The word of the month for May is “akimbo.”
Akimbo is a description of a stance: arms and legs flung out haphazardly (or sometimes, less chaotically, hands on hips with elbows turned out). Something that’s akimbo is less controlled, less predictable, and less coordinated. It’s an unexpected juxtaposition of body and limbs.
Nominated for eight Tony awards this year is the musical Kimberly Akimbo, a story of a teenager with a rare genetic condition that has sped up her aging process. At the start of the musical, Kimberly Levaco is fifteen but looks much older (the actress playing Kimberly is in her sixties). Kimberly’s sixteenth birthday is just around the corner, bittersweet because the average lifespan of people with Kimberly’s condition is sixteen.
It’s a heartbreaking story but also beautiful and uplifting. The story provides a reminder that what we “know” about ourselves and others benefits from constant reexamination.

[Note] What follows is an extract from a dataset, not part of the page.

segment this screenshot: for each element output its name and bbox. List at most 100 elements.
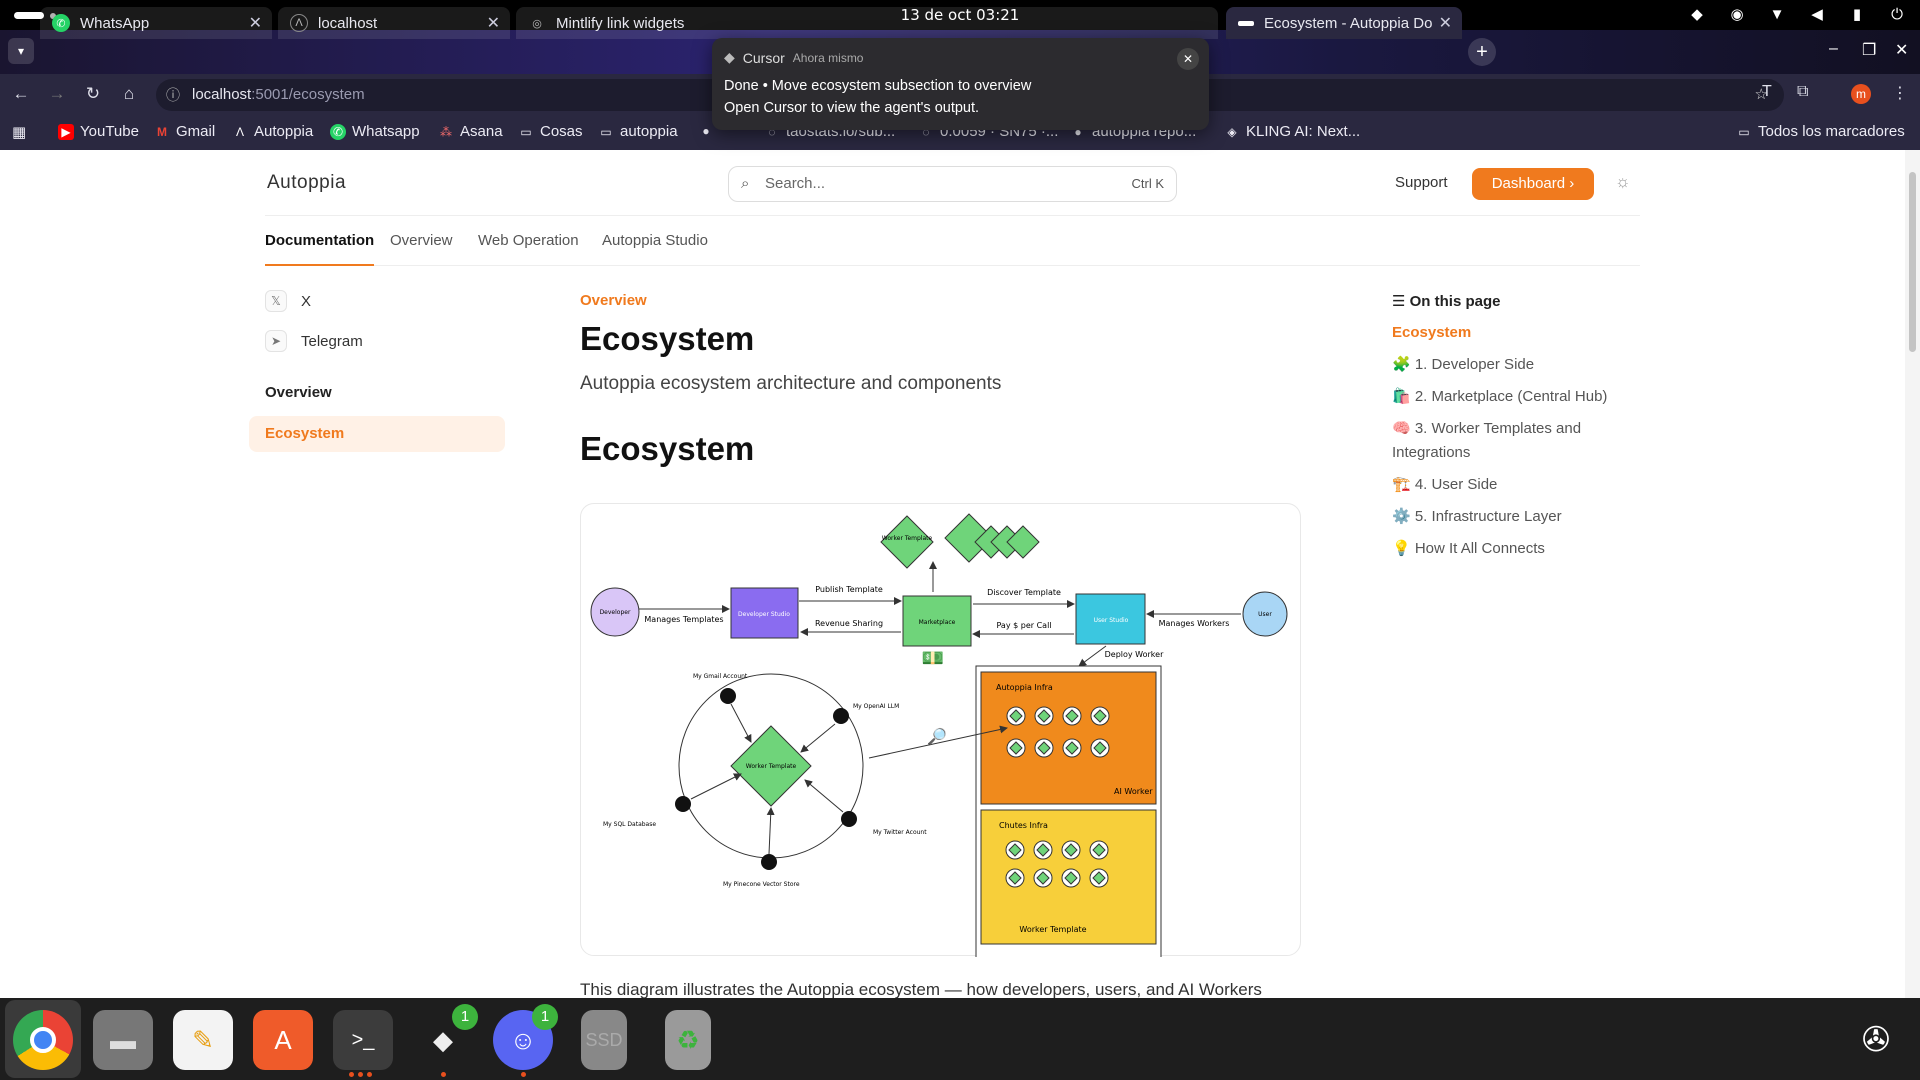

Early in the show, Kimberly and her classmate Seth decide to do their science presentation together. Seth’s hobby is making anagrams of people’s names, and as they sit together on beanbag chairs in the library, he works through an anagram of Kimberly’s name while she thinks about how much she likes his way of looking at the world. In the song “Anagram,” available here (I recommend listening to it–so good!), she sings:
I like the way you see the world
I like your point of view
A little sly, a little strange, a little bit askew
I like the way you look at life
And think outside the box
A little odd, a little off, a bit unorthodox
As she sings, Seth keeps working through the possibilities (“okra, cobra, marble, barley …”) and Kimberly realizes that the exercise is more than a language game:
Oh, with the turn of a letter
Oh, everything’s better
I wonder how you see the things you see
With a change of perspective
Kimberly’s recognition at this moment of the central role of perspective creates more open space and possibility in her own life, which is especially meaningful given her circumstances. The willingness to see things another way–to have a perspective capable of going “akimbo”–is often a necessary condition to making progress in conflict and difficult situations more generally.
Seth finally comes up with “cleverly akimbo,” perfectly capturing the unique, wise, adolescent, off-kilter Kimberly.
Without giving too much more of the story away, allow me to recommend one more song, Great Adventure. Have a wonderful May!